In the late 18th and 19th centuries, a powerful story took hold: Tarot was said to be a remnant of ancient Egyptian wisdom — a portable Book of Thoth encoded in pictures. It was romantic, mysterious, and captivating. It was also, almost certainly, a myth.
The idea didn’t come from medieval card makers. It emerged when scholars and occult enthusiasts began projecting Egypt’s aura of antiquity onto the cards. Writers like Antoine Court de Gébelin and the cartomancer Etteilla popularized the claim, arguing that Tarot’s imagery preserved secret priestly knowledge. Historical evidence, however, points clearly to a European origin: a card game born in Italy and shaped by French printing traditions.

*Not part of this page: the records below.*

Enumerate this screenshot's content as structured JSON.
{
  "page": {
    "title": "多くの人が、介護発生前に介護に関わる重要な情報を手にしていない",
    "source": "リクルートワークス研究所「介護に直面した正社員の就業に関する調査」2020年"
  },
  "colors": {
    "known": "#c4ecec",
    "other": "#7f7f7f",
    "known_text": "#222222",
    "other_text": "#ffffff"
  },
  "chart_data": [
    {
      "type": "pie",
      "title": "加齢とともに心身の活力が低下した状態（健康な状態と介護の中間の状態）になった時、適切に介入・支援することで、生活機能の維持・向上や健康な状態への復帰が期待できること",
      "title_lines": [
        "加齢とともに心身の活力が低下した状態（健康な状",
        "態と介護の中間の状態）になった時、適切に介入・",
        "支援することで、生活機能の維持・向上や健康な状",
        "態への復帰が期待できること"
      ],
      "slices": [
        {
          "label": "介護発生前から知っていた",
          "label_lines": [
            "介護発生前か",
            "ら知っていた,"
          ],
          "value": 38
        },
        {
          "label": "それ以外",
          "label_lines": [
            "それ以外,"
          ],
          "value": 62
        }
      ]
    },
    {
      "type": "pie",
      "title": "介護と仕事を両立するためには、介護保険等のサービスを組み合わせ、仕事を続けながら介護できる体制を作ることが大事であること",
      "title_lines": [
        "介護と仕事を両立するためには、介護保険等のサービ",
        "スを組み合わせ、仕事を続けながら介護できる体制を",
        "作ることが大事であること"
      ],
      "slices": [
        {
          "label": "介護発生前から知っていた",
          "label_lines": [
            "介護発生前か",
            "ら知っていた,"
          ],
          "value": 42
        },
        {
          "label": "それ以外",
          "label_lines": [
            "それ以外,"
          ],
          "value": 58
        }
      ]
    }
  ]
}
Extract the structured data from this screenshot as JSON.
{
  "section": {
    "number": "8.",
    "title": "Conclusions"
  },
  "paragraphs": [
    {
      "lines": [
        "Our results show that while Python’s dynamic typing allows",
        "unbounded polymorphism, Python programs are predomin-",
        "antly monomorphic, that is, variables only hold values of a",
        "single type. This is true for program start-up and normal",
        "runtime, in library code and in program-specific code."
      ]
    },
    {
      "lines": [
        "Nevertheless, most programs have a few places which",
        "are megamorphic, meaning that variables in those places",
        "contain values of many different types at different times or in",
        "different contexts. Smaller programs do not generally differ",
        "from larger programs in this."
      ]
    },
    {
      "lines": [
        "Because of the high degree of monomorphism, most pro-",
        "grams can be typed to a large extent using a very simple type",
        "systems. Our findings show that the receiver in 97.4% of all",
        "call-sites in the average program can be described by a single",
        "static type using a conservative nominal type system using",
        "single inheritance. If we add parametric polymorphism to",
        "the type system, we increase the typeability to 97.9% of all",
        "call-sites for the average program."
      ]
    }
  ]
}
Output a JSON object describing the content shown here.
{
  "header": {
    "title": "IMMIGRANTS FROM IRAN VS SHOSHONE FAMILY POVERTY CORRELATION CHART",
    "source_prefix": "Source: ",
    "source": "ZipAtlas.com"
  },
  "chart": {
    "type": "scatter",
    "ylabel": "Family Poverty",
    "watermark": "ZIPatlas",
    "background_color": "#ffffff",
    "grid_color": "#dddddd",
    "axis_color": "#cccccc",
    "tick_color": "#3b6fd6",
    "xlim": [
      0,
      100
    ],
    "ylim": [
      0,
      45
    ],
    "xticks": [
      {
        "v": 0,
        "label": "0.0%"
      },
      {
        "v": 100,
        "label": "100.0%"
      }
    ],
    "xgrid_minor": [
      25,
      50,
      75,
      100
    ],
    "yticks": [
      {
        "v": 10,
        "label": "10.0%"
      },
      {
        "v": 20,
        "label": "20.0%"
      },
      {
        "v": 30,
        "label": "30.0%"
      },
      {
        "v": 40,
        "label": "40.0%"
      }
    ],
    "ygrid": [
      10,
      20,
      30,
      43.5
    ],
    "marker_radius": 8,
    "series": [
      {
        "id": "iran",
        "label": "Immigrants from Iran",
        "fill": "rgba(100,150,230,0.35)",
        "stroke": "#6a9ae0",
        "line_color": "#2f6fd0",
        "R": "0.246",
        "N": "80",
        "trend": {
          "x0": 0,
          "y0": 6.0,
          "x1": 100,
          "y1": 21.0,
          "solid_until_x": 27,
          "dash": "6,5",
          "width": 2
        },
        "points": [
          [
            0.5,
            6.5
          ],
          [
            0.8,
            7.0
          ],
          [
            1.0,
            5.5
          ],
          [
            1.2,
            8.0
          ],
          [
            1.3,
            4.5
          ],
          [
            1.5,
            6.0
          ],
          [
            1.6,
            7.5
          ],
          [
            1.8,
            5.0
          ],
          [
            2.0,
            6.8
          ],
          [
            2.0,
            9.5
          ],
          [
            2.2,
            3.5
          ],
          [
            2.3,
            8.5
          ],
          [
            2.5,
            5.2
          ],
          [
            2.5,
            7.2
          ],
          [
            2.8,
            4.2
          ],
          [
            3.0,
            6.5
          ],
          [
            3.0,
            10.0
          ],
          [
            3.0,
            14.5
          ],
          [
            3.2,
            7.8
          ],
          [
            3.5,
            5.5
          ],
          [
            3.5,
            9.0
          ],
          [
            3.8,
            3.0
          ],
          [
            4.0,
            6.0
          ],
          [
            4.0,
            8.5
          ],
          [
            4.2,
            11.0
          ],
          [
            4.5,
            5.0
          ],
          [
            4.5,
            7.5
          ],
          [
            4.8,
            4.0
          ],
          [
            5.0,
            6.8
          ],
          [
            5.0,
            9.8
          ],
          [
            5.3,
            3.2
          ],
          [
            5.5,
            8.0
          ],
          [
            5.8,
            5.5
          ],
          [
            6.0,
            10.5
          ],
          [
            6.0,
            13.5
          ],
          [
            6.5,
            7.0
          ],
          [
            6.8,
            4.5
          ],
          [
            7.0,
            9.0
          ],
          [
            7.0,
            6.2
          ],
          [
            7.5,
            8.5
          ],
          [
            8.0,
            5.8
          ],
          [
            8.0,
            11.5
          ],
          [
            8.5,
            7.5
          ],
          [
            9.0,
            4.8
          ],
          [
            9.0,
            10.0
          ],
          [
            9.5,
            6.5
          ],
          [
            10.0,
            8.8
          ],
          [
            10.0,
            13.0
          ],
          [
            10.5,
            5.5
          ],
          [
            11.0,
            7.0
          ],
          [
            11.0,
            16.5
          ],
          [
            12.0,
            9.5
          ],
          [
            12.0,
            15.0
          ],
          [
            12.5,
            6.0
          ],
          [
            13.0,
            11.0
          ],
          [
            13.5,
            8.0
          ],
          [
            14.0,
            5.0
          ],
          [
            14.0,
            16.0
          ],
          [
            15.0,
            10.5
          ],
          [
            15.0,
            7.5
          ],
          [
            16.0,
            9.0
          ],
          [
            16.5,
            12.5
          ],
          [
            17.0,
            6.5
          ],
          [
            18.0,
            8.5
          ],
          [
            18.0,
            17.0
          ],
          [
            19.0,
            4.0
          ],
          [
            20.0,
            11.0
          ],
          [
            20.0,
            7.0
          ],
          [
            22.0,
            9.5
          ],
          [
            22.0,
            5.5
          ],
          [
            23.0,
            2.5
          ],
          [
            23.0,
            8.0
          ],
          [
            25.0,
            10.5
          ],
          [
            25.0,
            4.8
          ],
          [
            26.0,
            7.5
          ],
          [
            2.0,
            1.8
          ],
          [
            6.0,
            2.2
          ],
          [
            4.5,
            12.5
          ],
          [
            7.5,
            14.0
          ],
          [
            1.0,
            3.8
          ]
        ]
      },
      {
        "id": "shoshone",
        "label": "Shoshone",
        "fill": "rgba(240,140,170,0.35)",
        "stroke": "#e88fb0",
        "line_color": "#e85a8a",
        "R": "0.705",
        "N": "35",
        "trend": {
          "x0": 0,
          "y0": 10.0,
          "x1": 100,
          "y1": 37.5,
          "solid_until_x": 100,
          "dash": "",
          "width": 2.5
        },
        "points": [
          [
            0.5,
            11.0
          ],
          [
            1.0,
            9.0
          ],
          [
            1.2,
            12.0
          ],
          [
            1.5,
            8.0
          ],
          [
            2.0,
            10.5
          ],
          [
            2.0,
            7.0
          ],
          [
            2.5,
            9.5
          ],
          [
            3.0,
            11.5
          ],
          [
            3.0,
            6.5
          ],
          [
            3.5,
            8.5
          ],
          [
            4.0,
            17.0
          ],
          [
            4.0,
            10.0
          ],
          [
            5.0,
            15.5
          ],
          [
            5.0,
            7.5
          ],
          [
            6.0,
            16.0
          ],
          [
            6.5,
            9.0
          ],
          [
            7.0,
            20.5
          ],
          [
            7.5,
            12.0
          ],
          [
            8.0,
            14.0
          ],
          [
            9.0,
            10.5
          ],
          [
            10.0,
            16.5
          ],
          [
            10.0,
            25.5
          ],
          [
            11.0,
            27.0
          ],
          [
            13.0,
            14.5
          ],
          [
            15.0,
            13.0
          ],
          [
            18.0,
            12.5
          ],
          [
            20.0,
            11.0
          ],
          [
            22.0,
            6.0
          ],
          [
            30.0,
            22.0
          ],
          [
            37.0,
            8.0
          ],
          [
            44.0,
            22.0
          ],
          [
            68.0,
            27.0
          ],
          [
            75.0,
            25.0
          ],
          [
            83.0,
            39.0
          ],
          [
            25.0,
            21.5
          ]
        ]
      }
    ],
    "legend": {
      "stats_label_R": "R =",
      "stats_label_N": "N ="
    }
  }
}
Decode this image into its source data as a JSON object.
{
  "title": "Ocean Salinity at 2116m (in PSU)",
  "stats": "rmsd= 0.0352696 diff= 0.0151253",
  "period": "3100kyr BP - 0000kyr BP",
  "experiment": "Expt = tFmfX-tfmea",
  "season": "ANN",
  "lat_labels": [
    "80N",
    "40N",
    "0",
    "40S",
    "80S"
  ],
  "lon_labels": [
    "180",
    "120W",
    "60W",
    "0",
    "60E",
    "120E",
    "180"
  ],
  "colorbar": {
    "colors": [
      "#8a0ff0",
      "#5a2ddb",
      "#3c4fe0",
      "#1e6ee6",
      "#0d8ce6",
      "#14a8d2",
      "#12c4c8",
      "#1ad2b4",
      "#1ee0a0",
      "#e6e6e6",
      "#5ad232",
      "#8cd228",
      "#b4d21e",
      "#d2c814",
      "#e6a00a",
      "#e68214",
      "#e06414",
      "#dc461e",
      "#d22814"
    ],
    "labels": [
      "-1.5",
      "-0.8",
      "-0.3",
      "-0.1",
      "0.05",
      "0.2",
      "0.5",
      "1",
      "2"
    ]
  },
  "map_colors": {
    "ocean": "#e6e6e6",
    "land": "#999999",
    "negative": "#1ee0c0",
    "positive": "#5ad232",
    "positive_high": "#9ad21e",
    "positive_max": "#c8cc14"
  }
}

Yet the myth mattered. By reframing Tarot as a vessel of ancient knowledge, it invited new ways to read the cards — not just as gaming pieces, but as a symbolic system. Over the 19th century this view seeded the rise of occult correspondences: astrology, Kabbalah, elemental attributions, and numerology layered onto the trumps, courts and pips.
Whether or not Egypt lies at Tarot’s origin, the Egyptian thesis reshaped its destiny. It transformed Tarot from pastime to pathway — a framework for esoteric study that still influences readers and deck creators today.